А в ожидании его прихода попытаюсь бегло заполнить семилетний пробел и записать то, что происходило в замке де Сен-Фаржо и во всей Франции в это время.

Франция теперь снова империя. У нас есть император и императрица, Наполеон Бонапарт и Жозефина. Их многие проклинают, многие превозносят, однако мне все равно, каковы они. Для меня имеет значение только то, что люди перестали называть друг друга этими кошмарными словами «гражданин» и «гражданка», а аристократия – вернее, то, что от нее осталось, – снова в чести. Не сомневаюсь, что у нас продолжились бы губительные республиканские традиции, когда бы Первый консул не возжелал верховной власти. Какое счастье, что он плебей по происхождению и при этом самый настоящий parvenu [36], а значит, непременно хочет сделаться патрицием. Достигнув высшего патрицианского звания, какое только можно вообразить, – возложив на себя корону, он восстановил прежний государственный строй, и законность вновь восторжествовала в стране, измученной беззаконием. Именно поэтому нам ничего не остается, как смириться с решением суда. Если быть откровенной с собой, я ожидала чего-то в этом роде, хотя и надеялась на лучшее. Убеждена, что Ле-Труа сделал все, что мог…

В памяти все еще жив тот вечер, когда я прибыла из Парижа в Сен-Фаржо. Увезли меня отсюда сразу после рождения, поэтому я не помнила замок, однако все содрогнулось в душе, когда из предзакатной мглы вдруг выступили осыпавшиеся стены, полуразрушенный мост, замшелая черепичная крыша главных строений… В воображении моем замок был величав, словно Лувр, однако наяву я увидела обреченного, умирающего великана. Забегая вперед, могу сказать, что агония продолжается: у нас с Максимилианом нет средств на то, чтобы отремонтировать замок и поддерживать в должном состоянии.
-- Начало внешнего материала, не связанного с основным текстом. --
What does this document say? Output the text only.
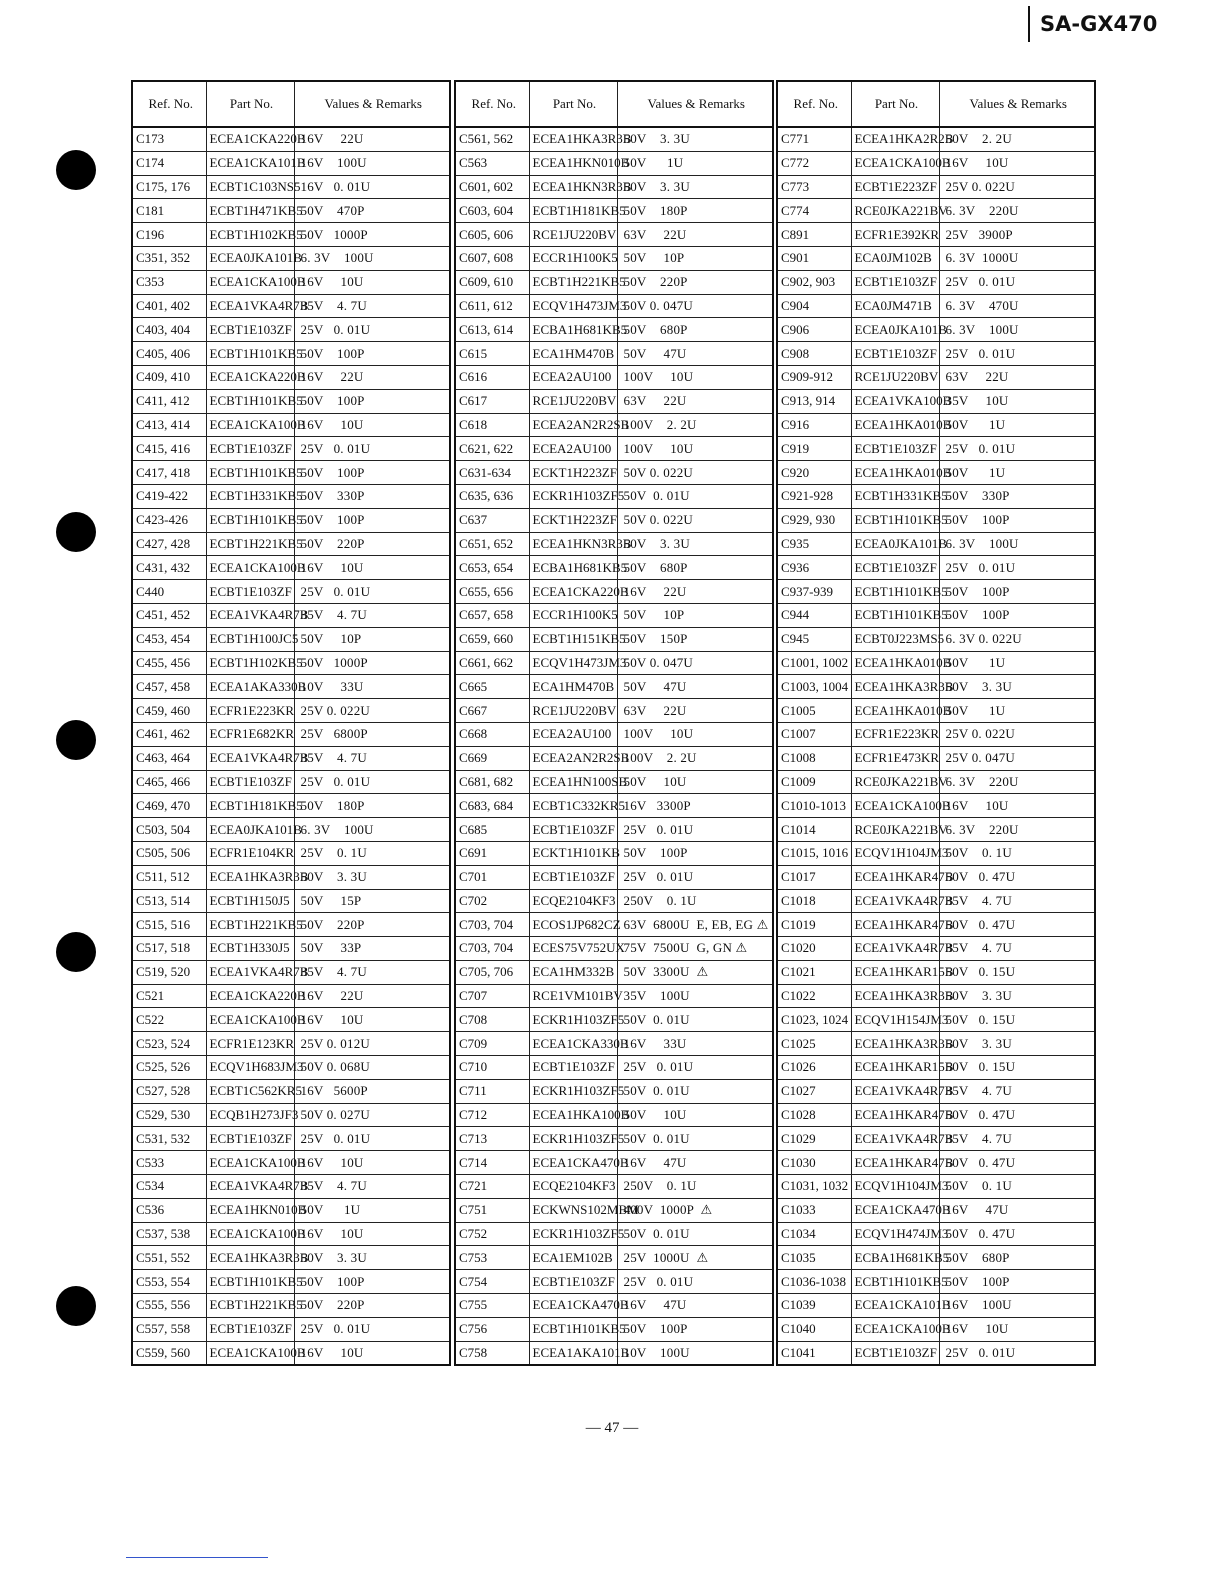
SA-GX470
Ref. No.	Part No.	Values & Remarks
C173	ECEA1CKA220B	16V     22U
C174	ECEA1CKA101B	16V    100U
C175, 176	ECBT1C103NS5	16V   0. 01U
C181	ECBT1H471KB5	50V    470P
C196	ECBT1H102KB5	50V   1000P
C351, 352	ECEA0JKA101B	6. 3V    100U
C353	ECEA1CKA100B	16V     10U
C401, 402	ECEA1VKA4R7B	35V    4. 7U
C403, 404	ECBT1E103ZF	25V   0. 01U
C405, 406	ECBT1H101KB5	50V    100P
C409, 410	ECEA1CKA220B	16V     22U
C411, 412	ECBT1H101KB5	50V    100P
C413, 414	ECEA1CKA100B	16V     10U
C415, 416	ECBT1E103ZF	25V   0. 01U
C417, 418	ECBT1H101KB5	50V    100P
C419-422	ECBT1H331KB5	50V    330P
C423-426	ECBT1H101KB5	50V    100P
C427, 428	ECBT1H221KB5	50V    220P
C431, 432	ECEA1CKA100B	16V     10U
C440	ECBT1E103ZF	25V   0. 01U
C451, 452	ECEA1VKA4R7B	35V    4. 7U
C453, 454	ECBT1H100JC5	50V     10P
C455, 456	ECBT1H102KB5	50V   1000P
C457, 458	ECEA1AKA330B	10V     33U
C459, 460	ECFR1E223KR	25V 0. 022U
C461, 462	ECFR1E682KR	25V   6800P
C463, 464	ECEA1VKA4R7B	35V    4. 7U
C465, 466	ECBT1E103ZF	25V   0. 01U
C469, 470	ECBT1H181KB5	50V    180P
C503, 504	ECEA0JKA101B	6. 3V    100U
C505, 506	ECFR1E104KR	25V    0. 1U
C511, 512	ECEA1HKA3R3B	50V    3. 3U
C513, 514	ECBT1H150J5	50V     15P
C515, 516	ECBT1H221KB5	50V    220P
C517, 518	ECBT1H330J5	50V     33P
C519, 520	ECEA1VKA4R7B	35V    4. 7U
C521	ECEA1CKA220B	16V     22U
C522	ECEA1CKA100B	16V     10U
C523, 524	ECFR1E123KR	25V 0. 012U
C525, 526	ECQV1H683JM3	50V 0. 068U
C527, 528	ECBT1C562KR5	16V   5600P
C529, 530	ECQB1H273JF3	50V 0. 027U
C531, 532	ECBT1E103ZF	25V   0. 01U
C533	ECEA1CKA100B	16V     10U
C534	ECEA1VKA4R7B	35V    4. 7U
C536	ECEA1HKN010B	50V      1U
C537, 538	ECEA1CKA100B	16V     10U
C551, 552	ECEA1HKA3R3B	50V    3. 3U
C553, 554	ECBT1H101KB5	50V    100P
C555, 556	ECBT1H221KB5	50V    220P
C557, 558	ECBT1E103ZF	25V   0. 01U
C559, 560	ECEA1CKA100B	16V     10U
Ref. No.	Part No.	Values & Remarks
C561, 562	ECEA1HKA3R3B	50V    3. 3U
C563	ECEA1HKN010B	50V      1U
C601, 602	ECEA1HKN3R3B	50V    3. 3U
C603, 604	ECBT1H181KB5	50V    180P
C605, 606	RCE1JU220BV	63V     22U
C607, 608	ECCR1H100K5	50V     10P
C609, 610	ECBT1H221KB5	50V    220P
C611, 612	ECQV1H473JM3	50V 0. 047U
C613, 614	ECBA1H681KB5	50V    680P
C615	ECA1HM470B	50V     47U
C616	ECEA2AU100	100V     10U
C617	RCE1JU220BV	63V     22U
C618	ECEA2AN2R2SB	100V    2. 2U
C621, 622	ECEA2AU100	100V     10U
C631-634	ECKT1H223ZF	50V 0. 022U
C635, 636	ECKR1H103ZF5	50V  0. 01U
C637	ECKT1H223ZF	50V 0. 022U
C651, 652	ECEA1HKN3R3B	50V    3. 3U
C653, 654	ECBA1H681KB5	50V    680P
C655, 656	ECEA1CKA220B	16V     22U
C657, 658	ECCR1H100K5	50V     10P
C659, 660	ECBT1H151KB5	50V    150P
C661, 662	ECQV1H473JM3	50V 0. 047U
C665	ECA1HM470B	50V     47U
C667	RCE1JU220BV	63V     22U
C668	ECEA2AU100	100V     10U
C669	ECEA2AN2R2SB	100V    2. 2U
C681, 682	ECEA1HN100SB	50V     10U
C683, 684	ECBT1C332KR5	16V   3300P
C685	ECBT1E103ZF	25V   0. 01U
C691	ECKT1H101KB	50V    100P
C701	ECBT1E103ZF	25V   0. 01U
C702	ECQE2104KF3	250V    0. 1U
C703, 704	ECOS1JP682CZ	63V  6800U  E, EB, EG ⚠
C703, 704	ECES75V752UX	75V  7500U  G, GN ⚠
C705, 706	ECA1HM332B	50V  3300U  ⚠
C707	RCE1VM101BV	35V    100U
C708	ECKR1H103ZF5	50V  0. 01U
C709	ECEA1CKA330B	16V     33U
C710	ECBT1E103ZF	25V   0. 01U
C711	ECKR1H103ZF5	50V  0. 01U
C712	ECEA1HKA100B	50V     10U
C713	ECKR1H103ZF5	50V  0. 01U
C714	ECEA1CKA470B	16V     47U
C721	ECQE2104KF3	250V    0. 1U
C751	ECKWNS102MBM	400V  1000P  ⚠
C752	ECKR1H103ZF5	50V  0. 01U
C753	ECA1EM102B	25V  1000U  ⚠
C754	ECBT1E103ZF	25V   0. 01U
C755	ECEA1CKA470B	16V     47U
C756	ECBT1H101KB5	50V    100P
C758	ECEA1AKA101B	10V    100U
Ref. No.	Part No.	Values & Remarks
C771	ECEA1HKA2R2B	50V    2. 2U
C772	ECEA1CKA100B	16V     10U
C773	ECBT1E223ZF	25V 0. 022U
C774	RCE0JKA221BV	6. 3V    220U
C891	ECFR1E392KR	25V   3900P
C901	ECA0JM102B	6. 3V  1000U
C902, 903	ECBT1E103ZF	25V   0. 01U
C904	ECA0JM471B	6. 3V    470U
C906	ECEA0JKA101B	6. 3V    100U
C908	ECBT1E103ZF	25V   0. 01U
C909-912	RCE1JU220BV	63V     22U
C913, 914	ECEA1VKA100B	35V     10U
C916	ECEA1HKA010B	50V      1U
C919	ECBT1E103ZF	25V   0. 01U
C920	ECEA1HKA010B	50V      1U
C921-928	ECBT1H331KB5	50V    330P
C929, 930	ECBT1H101KB5	50V    100P
C935	ECEA0JKA101B	6. 3V    100U
C936	ECBT1E103ZF	25V   0. 01U
C937-939	ECBT1H101KB5	50V    100P
C944	ECBT1H101KB5	50V    100P
C945	ECBT0J223MS5	6. 3V 0. 022U
C1001, 1002	ECEA1HKA010B	50V      1U
C1003, 1004	ECEA1HKA3R3B	50V    3. 3U
C1005	ECEA1HKA010B	50V      1U
C1007	ECFR1E223KR	25V 0. 022U
C1008	ECFR1E473KR	25V 0. 047U
C1009	RCE0JKA221BV	6. 3V    220U
C1010-1013	ECEA1CKA100B	16V     10U
C1014	RCE0JKA221BV	6. 3V    220U
C1015, 1016	ECQV1H104JM3	50V    0. 1U
C1017	ECEA1HKAR47B	50V   0. 47U
C1018	ECEA1VKA4R7B	35V    4. 7U
C1019	ECEA1HKAR47B	50V   0. 47U
C1020	ECEA1VKA4R7B	35V    4. 7U
C1021	ECEA1HKAR15B	50V   0. 15U
C1022	ECEA1HKA3R3B	50V    3. 3U
C1023, 1024	ECQV1H154JM3	50V   0. 15U
C1025	ECEA1HKA3R3B	50V    3. 3U
C1026	ECEA1HKAR15B	50V   0. 15U
C1027	ECEA1VKA4R7B	35V    4. 7U
C1028	ECEA1HKAR47B	50V   0. 47U
C1029	ECEA1VKA4R7B	35V    4. 7U
C1030	ECEA1HKAR47B	50V   0. 47U
C1031, 1032	ECQV1H104JM3	50V    0. 1U
C1033	ECEA1CKA470B	16V     47U
C1034	ECQV1H474JM3	50V   0. 47U
C1035	ECBA1H681KB5	50V    680P
C1036-1038	ECBT1H101KB5	50V    100P
C1039	ECEA1CKA101B	16V    100U
C1040	ECEA1CKA100B	16V     10U
C1041	ECBT1E103ZF	25V   0. 01U
— 47 —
Но не о том речь.

В тот вечер я показала тетушке и Максимилиану (вот уж кого я никак не могу называть дядюшкой, хотя он брат моего отца и тети Шарлотты, а следовательно, дядя мне!) знаменитое полотно Давида «Смерть Лепелетье». Я только что прочла описание этого вечера, сделанное тетушкой, поэтому не стану повторяться: сразу перейду к рассказу о последовавших событиях.

Мы были слишком потрясены, чтобы засидеться за мирной беседой в тот вечер. Тетушка рыдала. Максимилиана била дрожь, я слишком устала, чтобы испытывать какие-то чувства. К тому же мне было невыносимо жаль моих вновь обретенных родственников. Мы разошлись по своим комнатам и, хоть я ожидала, что глаз не смогу сомкнуть, все же заснула как убитая.

Наутро служанка вошла в комнату тетушки, удивленная, что госпожа ее, которая была ранней пташкой, до сих пор не вышла. Тетя Шарлотта в глубоком беспамятстве лежала около стола. На столе был развернут ее дневник, валялось перо с засохшими на нем чернилами. Последняя строка была недописана – видимо, тетушка внезапно лишилась сознания.

Мы с великим трудом привели ее в чувство – хлопотами старой служанки, которая была в замке за лекаря. Доктор, живший в соседнем городке, недавно умер, а новый еще не появился. После Парижа, где лекарей, наверное, больше, чем жителей, меня такое положение вещей потрясло. Кто знает, окажись здесь врач, тетя, возможно, еще пожила бы… Но сама, только с нашей неумелой помощью, она не смогла справиться с сердечным приступом и вскоре покинула нас навеки, успев только единожды поговорить со мной.

Она умоляла не покидать Максимилиана – никогда, ни за что. Господи, он старше меня на восемь лет! Это мне следовало бы искать в нем опору! Но так велела, умирая, тетя Шарлотта, и я свято исполняю ее завет. И лишь только ее тело упокоилось в склепе Сен-Фаржо, я пошла к Максимилиану и сообщила ему еще одно повеление тетушки. Оно не стало для него неожиданностью: ведь мой дед, отец Максимилиана, старый граф Лепелетье де Фор, завещал своим детям уничтожить всякую память о предательстве его старшего сына – моего отца. Все минувшие годы тетя Шарлотта страдала от того, что это невозможно сделать, ибо память сия увековечена в картине Давида. Умирая, тетушка заклинала нас с Максимилианом уничтожить полотно. И не только его – приложить все силы, чтобы скупить и уничтожить копии картины, множество гравюр Тардье, которые разошлись по всей стране. Но прежде всего – покончить с картиной!

О господи, как я была глупа… Как безнадежно глупа! Почему, почему я не разделалась с этим проклятым полотном, едва оно оказалось у меня в руках, тайно вынесенное из здания бывшего Конвента? Почему я не швырнула его в Сену – ведь до нее было гораздо ближе, чем до замка Сен-Фаржо, – и теперь все уже было бы кончено? Откуда взялась у меня эта безумная мысль – непременно привезти полотно в замок? Какие злые силы внушили мне ее? Ведь я тоже была обуреваема желанием скрыть позор отца от людей, так почему, почему же я не уничтожила картину еще в Париже?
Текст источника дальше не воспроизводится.